Bisnis.com, JAKARTA - Sejalan dengan peningkatan capital flight investor global dari kawasan Asia, perbedaan kinerja pasar saham negara berkembang Asia dengan negara maju pun semakin lebar.
Senior Portofolio Manager Equity PT Manulife Aset Manajemen Indonesia Caroline Rusli menjelaskan, secara garis besar ada dua sentimen utama yang menjadi penyebab investor global lari dari pasar negara-negara berkembang.
Pertama, kenaikan suku bunga Amerika Serikat yang tahun ini diperkirakan lebih agresif dibandingkan dengan ekspektasi awal, ditopang oleh kondisi ekonomi yang lebih baik dan inflasi yang meningkat.
Imbal hasil US Treasury yang sempat menembus level psikologis 3% dan menguatnya dollar AS karena dipicu oleh policy divergence The Fed dan ECB mengurangi selera investor untuk berinvestasi pada aset negara berkembang seperti Indonesia.
"Salah satu daya tarik investasi negara berkembang adalah imbal hasil yang lebih tinggi dibandingkan negara maju. Ketika selisih imbal hasil mengecil, risiko yang melekat pada negara berkembang dikhawatirkan tidak mampu mengkompensasi potensi imbal hasil yang ada, dan membuat daya tarik negara berkembang turun," jelasnya dalam riset yang diterima, Sabtu (21/7/2018).
Faktor kedua menurutnya adalah berlarut-larutnya negosiasi perdagangan antara AS dengan mitramitranya, terutama China. Semakin mendekatnya tenggat waktu implementasi tarif, investor global semakin resah.
Akhirnya pada awal Juli AS benar-benar mengimplementasikan pengenaan tarif atas US$34 miliar produk impor China, yang lalu dibalas oleh China dengan tindakan yang sama.
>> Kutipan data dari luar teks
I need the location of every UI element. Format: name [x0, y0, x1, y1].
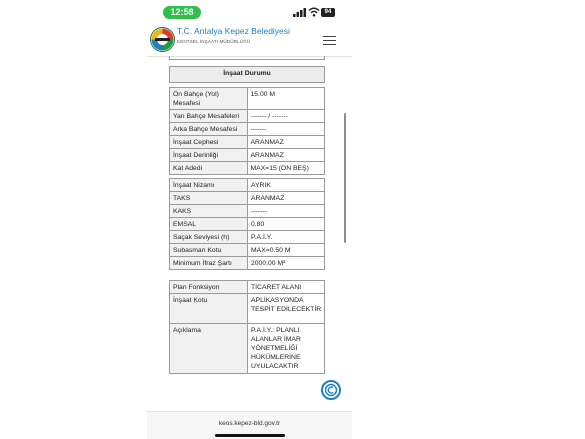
- row-label: Yan Bahçe Mesafeleri: [170, 110, 248, 123]
- row-value: APLİKASYONDA TESPİT EDİLECEKTİR: [248, 294, 325, 324]
- row-value: ARANMAZ: [247, 149, 325, 162]
- row-value: ARANMAZ: [247, 136, 325, 149]
- row-label: Ön Bahçe (Yol) Mesafesi: [170, 88, 248, 110]
- table-row: [170, 179, 325, 192]
- kepez-municipality-logo-icon[interactable]: [150, 27, 175, 52]
- accessibility-button[interactable]: [321, 380, 341, 400]
- row-label: Açıklama: [170, 324, 248, 374]
- table-row: [170, 192, 325, 205]
- zoning-info-content: [169, 58, 325, 374]
- row-value: MAX=15 (ON BEŞ): [247, 162, 325, 175]
- row-value: -------: [248, 205, 325, 218]
- row-value: TİCARET ALANI: [248, 281, 325, 294]
- table-row: [170, 88, 325, 110]
- row-value: P.A.İ.Y.: [248, 231, 325, 244]
- row-value: 2000.00 M²: [248, 257, 325, 270]
- phone-screen: [147, 0, 352, 439]
- row-label: EMSAL: [170, 218, 248, 231]
- table-row: [170, 136, 325, 149]
- row-label: Plan Fonksiyon: [170, 281, 248, 294]
- row-label: KAKS: [170, 205, 248, 218]
- row-label: TAKS: [170, 192, 248, 205]
- table-row: [170, 324, 325, 374]
- row-label: Saçak Seviyesi (h): [170, 231, 248, 244]
- row-label: İnşaat Cephesi: [170, 136, 248, 149]
- table-row: [170, 162, 325, 175]
- construction-status-table-2: [169, 178, 325, 270]
- construction-status-table-3: [169, 280, 325, 374]
- status-time: 12:58: [163, 6, 201, 19]
- org-name[interactable]: T.C. Antalya Kepez Belediyesi: [177, 26, 290, 36]
- row-label: Minimum İfraz Şartı: [170, 257, 248, 270]
- section-title: İnşaat Durumu: [170, 67, 325, 83]
- battery-icon: 94: [321, 8, 335, 17]
- table-row: [170, 281, 325, 294]
- accessibility-icon: [323, 382, 339, 398]
- row-value: -------: [247, 123, 325, 136]
- row-value: P.A.İ.Y.: PLANLI ALANLAR İMAR YÖNETMELİĞİ HÜKÜMLERİNE UYULACAKTIR: [248, 324, 325, 374]
- cellular-signal-icon: [293, 8, 307, 17]
- row-label: İnşaat Derinliği: [170, 149, 248, 162]
- table-row: [170, 149, 325, 162]
- table-row: [170, 257, 325, 270]
- home-indicator[interactable]: [215, 434, 285, 437]
- row-value: ARANMAZ: [248, 192, 325, 205]
- status-bar: [147, 0, 352, 20]
- page-scrollbar[interactable]: [344, 113, 346, 243]
- row-value: 15.00 M: [247, 88, 325, 110]
- table-row: [170, 231, 325, 244]
- row-value: MAX=0.50 M: [248, 244, 325, 257]
- url-text[interactable]: keos.kepez-bld.gov.tr: [218, 420, 281, 427]
- row-label: Kat Adedi: [170, 162, 248, 175]
- row-label: İnşaat Kotu: [170, 294, 248, 324]
- row-value: 0.80: [248, 218, 325, 231]
- table-row: [170, 244, 325, 257]
- table-row: [170, 205, 325, 218]
- site-header: [147, 22, 352, 57]
- row-value: ------- / -------: [247, 110, 325, 123]
- table-row: [170, 218, 325, 231]
- row-label: İnşaat Nizamı: [170, 179, 248, 192]
- hamburger-menu-icon[interactable]: [323, 36, 336, 46]
- table-row: [170, 123, 325, 136]
- construction-status-table-1: [169, 66, 325, 175]
- row-label: Subasman Kotu: [170, 244, 248, 257]
- browser-url-bar[interactable]: [147, 411, 352, 439]
- row-label: Arka Bahçe Mesafesi: [170, 123, 248, 136]
- table-row: [170, 110, 325, 123]
- row-value: AYRIK: [248, 179, 325, 192]
- table-row: [170, 294, 325, 324]
- wifi-icon: [308, 7, 320, 17]
- org-subtitle: KENTSEL İNŞAATI MÜDÜRLÜĞÜ: [177, 39, 251, 44]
"Sentimen kembali memanas ketika AS kembali memberi sinyal pengenaan tarif ini masih akan berlanjut, dan akibatnya volatilitas pasar pun kembali meningkat membuat investor global bersikap menahan diri," paparnya.
Dia menambahkan, dampak ekonomi pengenaan tarif ini sebenarnya sangat minim, yakni diperkirakan hanya akan menyeret sebesar 0,1%-0,2% PDB China. Akan tetapi jika eskalasi konflik dagang meningkat dan AS benar-benar mengimplementasikan tarif tambahan atas US$200 miliar produk, dampaknya akan lebih besar dan dapat menurunkan potensi PDB China 2019 sampai 1%.
"Walaupun sampai terjadi, kami masih yakin dampak perlambatan ekonomi China tidak akan membawa dunia menuju resesi global."